Les guitares finirent par arriver, suites aux longues tournées lollapaloozesques où ils durent partager les loges avec les Smashing Pumkins ou Nine Inch Nails. Ce fut lamentable. Une parodie. Le latino groove de la ganja céda sur le migraine beat du crack. Ils avaient bouffé la feuille.

So you wanna be a rock superstar / live in large big house / (with) five cars ?

Comme on se réveille d’une méchante cuite à la sangria, l’emballement rap à guitares avait bouché la cuvette. Les Rage étaient au bouillon, Mike Shinoda se faisait imprimer des cartes de visite de producteur-arrangeur, Eminem à Hollywood, Joey Starr en panthère… Who gave the shit ? Les platines avaient changé de mains, lent cross-fade, et la fête était de retour. Last night a duo of french DJ saved my life. J’aurais plus parié pour reprendre la discographie de Chuck D dans le sens du poil que retomber sur un Cypress Hill qui me file la banane. Rise Up a ceci de commun avec une première gorgée de tequila douze ans après la dernière cuite téq-paf, la surprise et le sel qui remonte aux lèvres. Bloodshot eyes…
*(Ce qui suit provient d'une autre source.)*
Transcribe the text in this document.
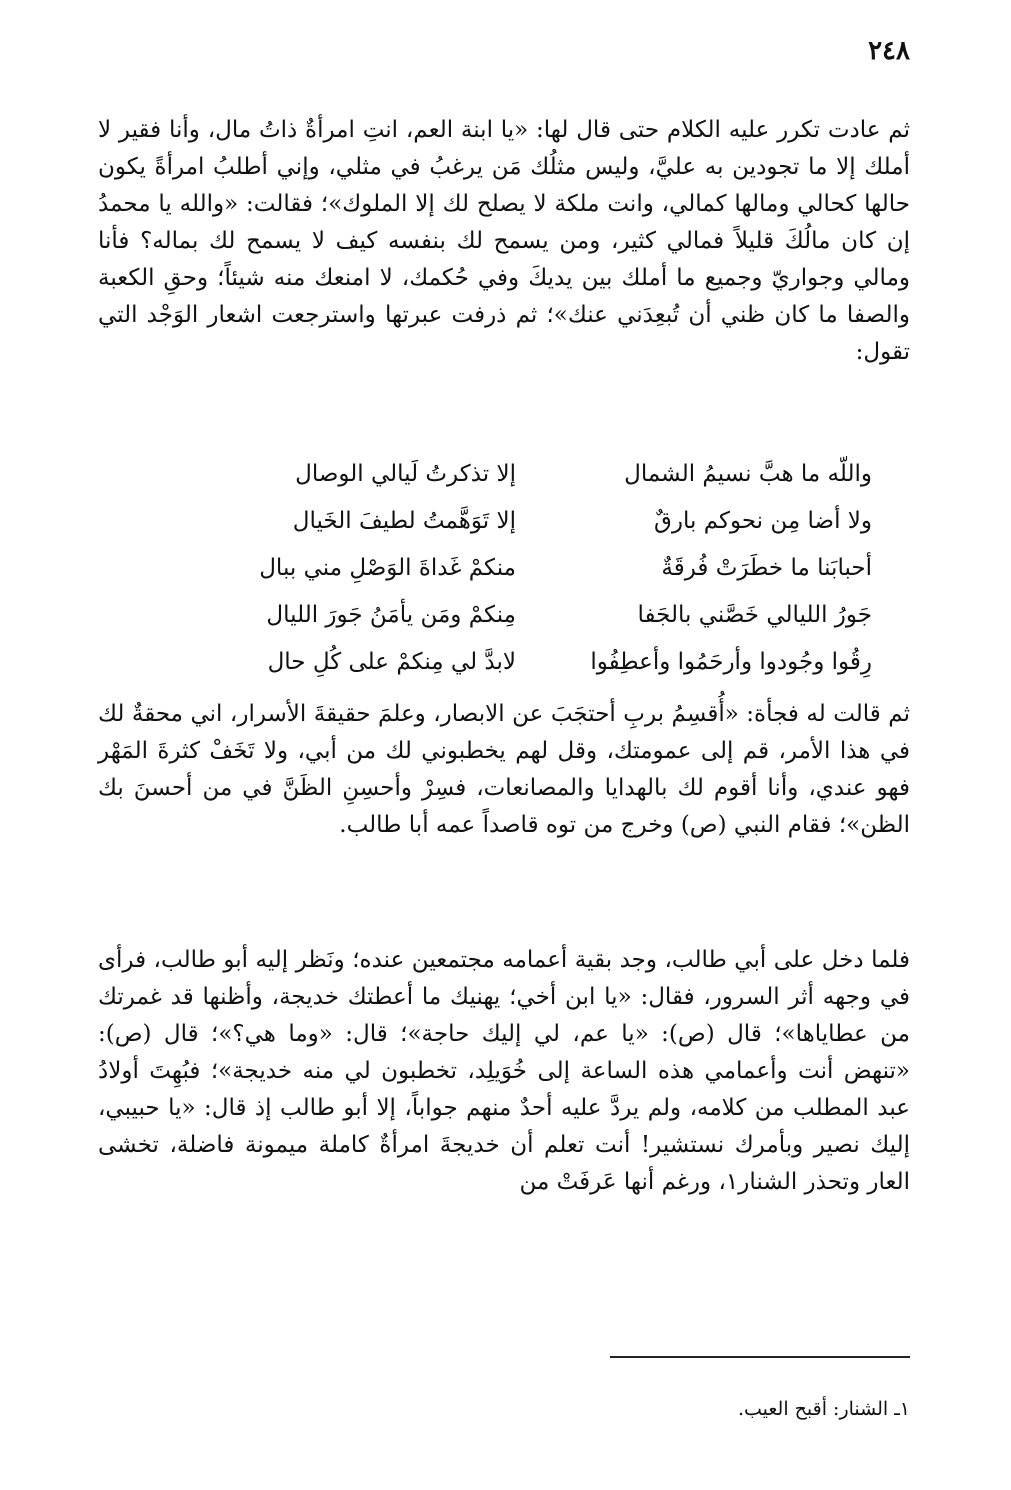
٢٤٨

ثم عادت تكرر عليه الكلام حتى قال لها: «يا ابنة العم، انتِ امرأةٌ ذاتُ مال، وأنا فقير لا أملك إلا ما تجودين به عليَّ، وليس مثلُك مَن يرغبُ في مثلي، وإني أطلبُ امرأةً يكون حالها كحالي ومالها كمالي، وانت ملكة لا يصلح لك إلا الملوك»؛ فقالت: «والله يا محمدُ إن كان مالُكَ قليلاً فمالي كثير، ومن يسمح لك بنفسه كيف لا يسمح لك بماله؟ فأنا ومالي وجواريّ وجميع ما أملك بين يديكَ وفي حُكمك، لا امنعك منه شيئاً؛ وحقِ الكعبة والصفا ما كان ظني أن تُبعِدَني عنك»؛ ثم ذرفت عبرتها واسترجعت اشعار الوَجْد التي تقول:

واللّه ما هبَّ نسيمُ الشمال
إلا تذكرتُ لَيالي الوصال
ولا أضا مِن نحوكم بارقٌ
إلا تَوَهَّمتُ لطيفَ الخَيال
أحبابَنا ما خطَرَتْ فُرقَةٌ
منكمْ غَداةَ الوَصْلِ مني ببال
جَورُ الليالي خَصَّني بالجَفا
مِنكمْ ومَن يأمَنُ جَورَ الليال
رِقُوا وجُودوا وأرحَمُوا وأعطِفُوا
لابدَّ لي مِنكمْ على كُلِ حال

ثم قالت له فجأة: «أُقسِمُ بربِ أحتجَبَ عن الابصار، وعلمَ حقيقةَ الأسرار، اني محقةٌ لك في هذا الأمر، قم إلى عمومتك، وقل لهم يخطبوني لك من أبي، ولا تَخَفْ كثرةَ المَهْر فهو عندي، وأنا أقوم لك بالهدايا والمصانعات، فسِرْ وأحسِنِ الظَنَّ في من أحسنَ بك الظن»؛ فقام النبي (ص) وخرج من توه قاصداً عمه أبا طالب.

فلما دخل على أبي طالب، وجد بقية أعمامه مجتمعين عنده؛ ونَظر إليه أبو طالب، فرأى في وجهه أثر السرور، فقال: «يا ابن أخي؛ يهنيك ما أعطتك خديجة، وأظنها قد غمرتك من عطاياها»؛ قال (ص): «يا عم، لي إليك حاجة»؛ قال: «وما هي؟»؛ قال (ص): «تنهض أنت وأعمامي هذه الساعة إلى خُوَيلِد، تخطبون لي منه خديجة»؛ فبُهِتَ أولادُ عبد المطلب من كلامه، ولم يردَّ عليه أحدٌ منهم جواباً، إلا أبو طالب إذ قال: «يا حبيبي، إليك نصير وبأمرك نستشير! أنت تعلم أن خديجةَ امرأةٌ كاملة ميمونة فاضلة، تخشى العار وتحذر الشنار١، ورغم أنها عَرفَتْ من

١ـ الشنار: أقبح العيب.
Ce beat oldschool (It Ain’t Nothing) et un flow de B-Real cent fois meilleur, il fallait bien ça puisque le timbre nasillard des débuts s’est envolé avec vingt ans de bongs et loyaux services. Les titres kitcho-chicanos vous ferait presque réécouter les Fugees et certains loops laissent pensif quant à l’afrobeat (qui est plus longue, c’est de notoriété publique). La participation de Tom Morello efface l’ardoise d’une décennie paresseusement profitable pour RATM, haut la main. On ne peut pas en dire autant du RP de Linkin Park qui ferait bien de retrouver les ghettos pour que gangsta rime avec rap et non plus paradise. B Real a grossi mais depuis The Shield, les latino-american me font plus peur que tout harlem un soir de pénurie d’herbe. Cypress rallume la douille sans vraiment la foutre dans le barillet mais ce n’est pas très grave: ce matin j’ai racheté des citrons verts.